Well. The run-up to the release of this here graphics card has certainly been unusual. AMD revealed a bunch of details about the Radeon R9 290X and the new "Hawaii" chip on which it's based at a press event one month ago. As a result, most folks have had a pretty good idea what to expect for a while. Today, the 290X should be up for sale at online retailers, and it's finally time for us to review this puppy. Let's have a look, shall we?
Say aloha to Hawaii
Not only is the Radeon R9 290X a beefy graphics card intended to compete with the likes of the GeForce GTX 780, but it's also something else: the platform for a truly new chip, with updated technology inside. Most of the rest of the cards in the Radeon R7 and R9 series introduced recently are renamed and slightly tweaked cards based on existing silicon. Not so here. The Hawaii GPU that powers the 290X represents the next generation of GPU technology from AMD, with a number of incremental improvements over the last gen.

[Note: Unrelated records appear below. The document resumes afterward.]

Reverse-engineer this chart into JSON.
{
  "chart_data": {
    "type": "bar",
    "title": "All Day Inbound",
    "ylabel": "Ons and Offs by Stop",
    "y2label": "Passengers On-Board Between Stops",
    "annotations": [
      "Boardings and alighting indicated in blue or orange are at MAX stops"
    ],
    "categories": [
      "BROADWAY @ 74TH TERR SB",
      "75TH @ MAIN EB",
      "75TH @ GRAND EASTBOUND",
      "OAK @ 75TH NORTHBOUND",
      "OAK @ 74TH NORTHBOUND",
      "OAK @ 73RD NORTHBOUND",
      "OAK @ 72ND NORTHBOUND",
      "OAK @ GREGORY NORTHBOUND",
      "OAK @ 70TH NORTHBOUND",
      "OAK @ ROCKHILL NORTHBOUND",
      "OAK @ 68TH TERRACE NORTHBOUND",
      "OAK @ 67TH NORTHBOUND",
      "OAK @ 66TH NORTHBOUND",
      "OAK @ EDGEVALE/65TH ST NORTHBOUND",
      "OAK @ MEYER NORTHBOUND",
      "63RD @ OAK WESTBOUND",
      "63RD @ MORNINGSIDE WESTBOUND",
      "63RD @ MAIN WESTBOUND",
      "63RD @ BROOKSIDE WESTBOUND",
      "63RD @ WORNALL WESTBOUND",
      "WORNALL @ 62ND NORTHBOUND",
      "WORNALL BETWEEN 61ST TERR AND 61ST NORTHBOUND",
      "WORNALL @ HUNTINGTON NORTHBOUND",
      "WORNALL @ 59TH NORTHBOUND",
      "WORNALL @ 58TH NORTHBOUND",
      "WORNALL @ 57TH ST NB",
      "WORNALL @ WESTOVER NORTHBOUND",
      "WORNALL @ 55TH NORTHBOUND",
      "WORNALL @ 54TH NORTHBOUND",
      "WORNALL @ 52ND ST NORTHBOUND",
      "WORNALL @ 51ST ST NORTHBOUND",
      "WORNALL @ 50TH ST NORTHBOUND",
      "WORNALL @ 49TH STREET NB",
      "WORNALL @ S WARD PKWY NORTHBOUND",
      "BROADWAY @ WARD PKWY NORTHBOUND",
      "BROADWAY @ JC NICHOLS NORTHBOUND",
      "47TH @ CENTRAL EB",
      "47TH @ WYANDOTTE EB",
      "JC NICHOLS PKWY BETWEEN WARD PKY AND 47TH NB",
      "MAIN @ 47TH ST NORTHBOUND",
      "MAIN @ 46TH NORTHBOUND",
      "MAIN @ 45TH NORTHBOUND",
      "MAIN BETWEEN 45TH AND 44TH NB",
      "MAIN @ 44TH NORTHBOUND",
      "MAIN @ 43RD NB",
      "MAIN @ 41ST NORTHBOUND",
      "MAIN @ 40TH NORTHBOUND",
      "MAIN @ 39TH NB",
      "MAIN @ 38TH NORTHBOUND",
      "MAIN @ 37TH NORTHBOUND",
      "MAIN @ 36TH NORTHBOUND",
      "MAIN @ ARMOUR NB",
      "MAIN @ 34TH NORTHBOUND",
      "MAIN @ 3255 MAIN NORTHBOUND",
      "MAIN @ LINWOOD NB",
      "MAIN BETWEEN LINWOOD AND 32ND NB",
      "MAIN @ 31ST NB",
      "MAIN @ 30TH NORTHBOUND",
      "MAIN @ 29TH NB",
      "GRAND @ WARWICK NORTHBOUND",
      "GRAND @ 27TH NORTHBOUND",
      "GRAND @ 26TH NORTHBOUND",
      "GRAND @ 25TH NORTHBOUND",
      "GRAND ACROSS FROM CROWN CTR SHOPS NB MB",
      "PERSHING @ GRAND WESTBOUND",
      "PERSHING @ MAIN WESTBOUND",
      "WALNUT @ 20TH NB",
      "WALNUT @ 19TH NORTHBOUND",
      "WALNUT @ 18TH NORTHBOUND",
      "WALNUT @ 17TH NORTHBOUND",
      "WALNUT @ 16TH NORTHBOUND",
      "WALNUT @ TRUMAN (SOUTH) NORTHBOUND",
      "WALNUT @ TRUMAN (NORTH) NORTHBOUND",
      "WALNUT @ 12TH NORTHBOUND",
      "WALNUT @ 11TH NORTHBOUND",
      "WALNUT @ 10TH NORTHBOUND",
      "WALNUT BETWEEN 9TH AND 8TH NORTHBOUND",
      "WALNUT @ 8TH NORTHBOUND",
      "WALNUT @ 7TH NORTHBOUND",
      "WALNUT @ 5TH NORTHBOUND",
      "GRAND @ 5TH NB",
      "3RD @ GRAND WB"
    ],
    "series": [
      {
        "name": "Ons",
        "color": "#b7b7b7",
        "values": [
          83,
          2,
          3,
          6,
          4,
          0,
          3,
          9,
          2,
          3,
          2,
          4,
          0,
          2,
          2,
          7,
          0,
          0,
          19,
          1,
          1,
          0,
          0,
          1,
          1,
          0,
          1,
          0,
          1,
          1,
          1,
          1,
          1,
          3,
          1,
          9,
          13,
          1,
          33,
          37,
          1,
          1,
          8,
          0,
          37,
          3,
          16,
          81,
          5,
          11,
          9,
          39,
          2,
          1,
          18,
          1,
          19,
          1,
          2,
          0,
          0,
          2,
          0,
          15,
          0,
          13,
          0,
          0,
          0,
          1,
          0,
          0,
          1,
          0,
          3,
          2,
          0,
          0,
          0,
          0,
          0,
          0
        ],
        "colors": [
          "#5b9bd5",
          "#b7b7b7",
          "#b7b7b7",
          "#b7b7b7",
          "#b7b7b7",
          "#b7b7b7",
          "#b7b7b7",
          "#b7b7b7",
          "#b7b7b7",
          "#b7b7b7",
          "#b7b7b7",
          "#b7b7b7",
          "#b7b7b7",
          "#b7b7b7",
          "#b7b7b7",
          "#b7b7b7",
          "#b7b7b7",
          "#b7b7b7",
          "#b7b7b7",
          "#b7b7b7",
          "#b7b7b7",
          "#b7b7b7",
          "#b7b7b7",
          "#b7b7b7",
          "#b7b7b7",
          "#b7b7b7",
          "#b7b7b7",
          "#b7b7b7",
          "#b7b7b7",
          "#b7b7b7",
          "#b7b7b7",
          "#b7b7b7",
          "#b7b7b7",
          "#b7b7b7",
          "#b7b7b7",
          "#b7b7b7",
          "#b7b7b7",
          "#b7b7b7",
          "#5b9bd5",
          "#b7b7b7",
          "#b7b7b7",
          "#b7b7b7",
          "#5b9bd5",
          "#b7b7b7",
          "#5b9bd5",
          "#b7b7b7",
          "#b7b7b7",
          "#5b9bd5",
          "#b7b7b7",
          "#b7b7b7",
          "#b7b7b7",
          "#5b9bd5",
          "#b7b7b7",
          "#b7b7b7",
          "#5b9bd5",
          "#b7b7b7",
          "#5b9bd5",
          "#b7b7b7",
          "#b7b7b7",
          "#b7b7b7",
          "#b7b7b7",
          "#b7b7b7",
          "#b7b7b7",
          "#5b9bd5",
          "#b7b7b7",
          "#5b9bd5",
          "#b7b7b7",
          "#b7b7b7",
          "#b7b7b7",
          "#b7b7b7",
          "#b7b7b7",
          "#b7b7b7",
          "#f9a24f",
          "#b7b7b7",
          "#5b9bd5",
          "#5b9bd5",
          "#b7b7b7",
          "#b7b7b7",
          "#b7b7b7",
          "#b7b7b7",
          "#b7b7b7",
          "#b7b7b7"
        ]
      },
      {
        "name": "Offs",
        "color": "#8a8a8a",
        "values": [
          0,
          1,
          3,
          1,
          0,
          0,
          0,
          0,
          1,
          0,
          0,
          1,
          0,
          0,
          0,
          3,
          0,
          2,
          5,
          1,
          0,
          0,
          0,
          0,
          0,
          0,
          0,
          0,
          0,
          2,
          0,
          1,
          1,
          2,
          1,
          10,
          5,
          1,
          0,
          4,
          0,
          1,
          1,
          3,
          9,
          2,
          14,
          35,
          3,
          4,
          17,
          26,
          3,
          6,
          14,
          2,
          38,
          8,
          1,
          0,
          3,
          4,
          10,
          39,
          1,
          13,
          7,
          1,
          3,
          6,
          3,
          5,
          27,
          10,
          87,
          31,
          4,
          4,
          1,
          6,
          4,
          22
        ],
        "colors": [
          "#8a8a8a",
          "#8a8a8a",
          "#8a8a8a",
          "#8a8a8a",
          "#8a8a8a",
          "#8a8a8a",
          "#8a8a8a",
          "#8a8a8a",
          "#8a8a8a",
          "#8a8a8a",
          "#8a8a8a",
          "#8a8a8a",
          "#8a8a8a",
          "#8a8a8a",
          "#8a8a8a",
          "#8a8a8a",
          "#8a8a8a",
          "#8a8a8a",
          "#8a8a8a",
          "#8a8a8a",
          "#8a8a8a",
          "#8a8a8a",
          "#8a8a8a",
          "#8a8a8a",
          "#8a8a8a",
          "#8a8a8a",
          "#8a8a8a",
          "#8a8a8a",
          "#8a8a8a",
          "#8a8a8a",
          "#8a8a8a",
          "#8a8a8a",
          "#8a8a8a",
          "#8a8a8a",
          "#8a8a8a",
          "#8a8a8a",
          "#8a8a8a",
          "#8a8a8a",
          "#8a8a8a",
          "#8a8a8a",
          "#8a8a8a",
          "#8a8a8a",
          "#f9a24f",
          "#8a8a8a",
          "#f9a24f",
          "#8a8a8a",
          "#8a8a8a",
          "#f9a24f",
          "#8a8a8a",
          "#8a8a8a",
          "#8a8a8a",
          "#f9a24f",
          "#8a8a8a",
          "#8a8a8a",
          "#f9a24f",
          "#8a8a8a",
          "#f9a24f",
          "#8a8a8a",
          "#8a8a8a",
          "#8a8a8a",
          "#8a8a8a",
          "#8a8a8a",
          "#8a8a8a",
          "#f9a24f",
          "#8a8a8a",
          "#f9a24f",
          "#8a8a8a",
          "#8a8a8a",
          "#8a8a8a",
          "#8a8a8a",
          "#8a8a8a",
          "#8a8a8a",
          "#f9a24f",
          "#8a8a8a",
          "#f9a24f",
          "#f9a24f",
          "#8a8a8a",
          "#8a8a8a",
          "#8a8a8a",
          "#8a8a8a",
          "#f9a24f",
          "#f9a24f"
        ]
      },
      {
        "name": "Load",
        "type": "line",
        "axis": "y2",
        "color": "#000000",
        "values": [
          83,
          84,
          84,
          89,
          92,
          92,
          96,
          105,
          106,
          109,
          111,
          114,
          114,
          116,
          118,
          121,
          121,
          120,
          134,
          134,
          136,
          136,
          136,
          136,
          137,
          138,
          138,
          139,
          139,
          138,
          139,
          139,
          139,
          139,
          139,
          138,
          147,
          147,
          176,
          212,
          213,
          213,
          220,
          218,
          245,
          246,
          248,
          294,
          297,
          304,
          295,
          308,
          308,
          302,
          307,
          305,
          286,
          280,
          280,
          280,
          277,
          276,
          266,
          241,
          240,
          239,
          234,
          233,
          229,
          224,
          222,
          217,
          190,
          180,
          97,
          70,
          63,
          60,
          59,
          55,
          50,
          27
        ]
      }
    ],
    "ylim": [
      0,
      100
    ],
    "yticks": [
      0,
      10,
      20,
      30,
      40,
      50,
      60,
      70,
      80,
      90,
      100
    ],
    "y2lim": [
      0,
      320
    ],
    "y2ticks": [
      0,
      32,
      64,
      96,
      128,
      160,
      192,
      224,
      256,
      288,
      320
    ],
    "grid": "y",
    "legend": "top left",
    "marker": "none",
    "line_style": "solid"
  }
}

The main thing Hawaii is, though, is bigger: larger than the Tahiti chip in the Radeon HD 7970 (and R9 280X), with more of everything that matters. As you can see in the table above, Hawaii has very high counts of every key graphics resource. In fact, Hawaii matches up well on paper against the GK110 chip that drives the GeForce GTX 780 and Titan, even though it's over 100 mm² smaller in terms of die area—and both of those GPUs are manufactured on the same 28-nm fab process at TSMC.
At its core, Hawaii is based on familiar tech: the Graphics Core Next architecture first introduced in the Radeon HD 7000 series. However, this is the next iteration of GCN, with some minor tweaks to the compute units and larger changes elsewhere. Also, AMD has overhauled the layout in this GPU in order to ensure the right performance balance at its larger scale.
The chip's graphics processing resources are broken down into four separate "shader engines," each one almost an independent GPU unto itself. Graphics tasks are load balanced between the four engines. Each shader engine has its own geometry processor and rasterizer, effectively doubling the primitive rasterization rate versus Tahiti. That upgrade should improve performance when there are more polygons onscreen, particularly with higher levels of tessellation. In addition, the geometry units have been tweaked to improve data flow, which makes sense. By all accounts, the geometry amplification that happens during tessellation remains a hard problem for GPUs to handle.
If you've been following these things for even a little while, looking at these shader engines will make you feel old. Each one of them has four render back ends capable of blending and outputting 16 pixels per clock cycle. That was pretty much a whole GPU's worth of pixel fill and antialiasing power back in the day. And by "the day," I mean two weeks ago, when we reviewed the Radeon R7 260X. Each shader engine also has 11 of the GCN compute units that give the GPU its number-crunching power. Every CU has four 16-wide vector math units. That works out to 704 "shader processors" per engine, again almost enough to match the scale of a mid-range GPU.
Now, multiply everything in the above paragraph by four, and you've got Hawaii, with a total of 2816 shader processors and 64 pixels per clock of ROP power. At an even 1GHz, Hawaii is capable of 5.6 teraflops of single-precision compute, making it easily the new leader in consumer graphics chips. For compute-focused applications, it can handle double-precision floating-point math at one quarter that rate, still well in excess of a teraflop.
All of this computing power is backed by a 1MB L2 cache. This cache is fully read/write capable and is divided into 16 partitions of 64KB each. The L2's capacity is a third larger than Tahiti's 768KB L2, and AMD says bandwidth is up by a third, as well. The firm claims Hawaii's L1 and L2 caches can exchange data as fast as one terabyte per second, which is more than I can say for my USB 3.0 drive dock.
Oddly enough, the most intriguing thing about Hawaii's basic architecture may be a fairly straightforward engineering tradeoff. The chip has eight 64-bit memory interfaces onboard, giving it, effectively, a 512-bit-wide path to memory. In order to make that wide memory path practical while keeping the chip size in check, the Hawaii team chose to exchange the complex memory PHYs in Tahiti for smaller, simpler ones. Complex PHYs, or physical interface devices, are necessary to drive GDDR5 DRAMs at peak clock frequencies, but they also eat up silicon space. AMD claims Hawaii's 512-bit memory interface occupies 20% less die area than Tahiti's 384-bit interface. As a result, Hawaii's memory operates at lower speeds. The 290X's GDDR5 runs at 5 GT/s, down from 6 GT/s for Tahiti-based cards like the Radeon HD 7970 GHz Edition. Still, overall memory bandwidth is up from 288 GB/s on Tahiti to 320 GB/s with Hawaii, thanks the wider data path.
Of course, Hawaii's advantage of this front extends beyond Tahiti. Nvidia chose a 384-bit interface and 6 GT/s memory rates for its competing GK110 chip, too.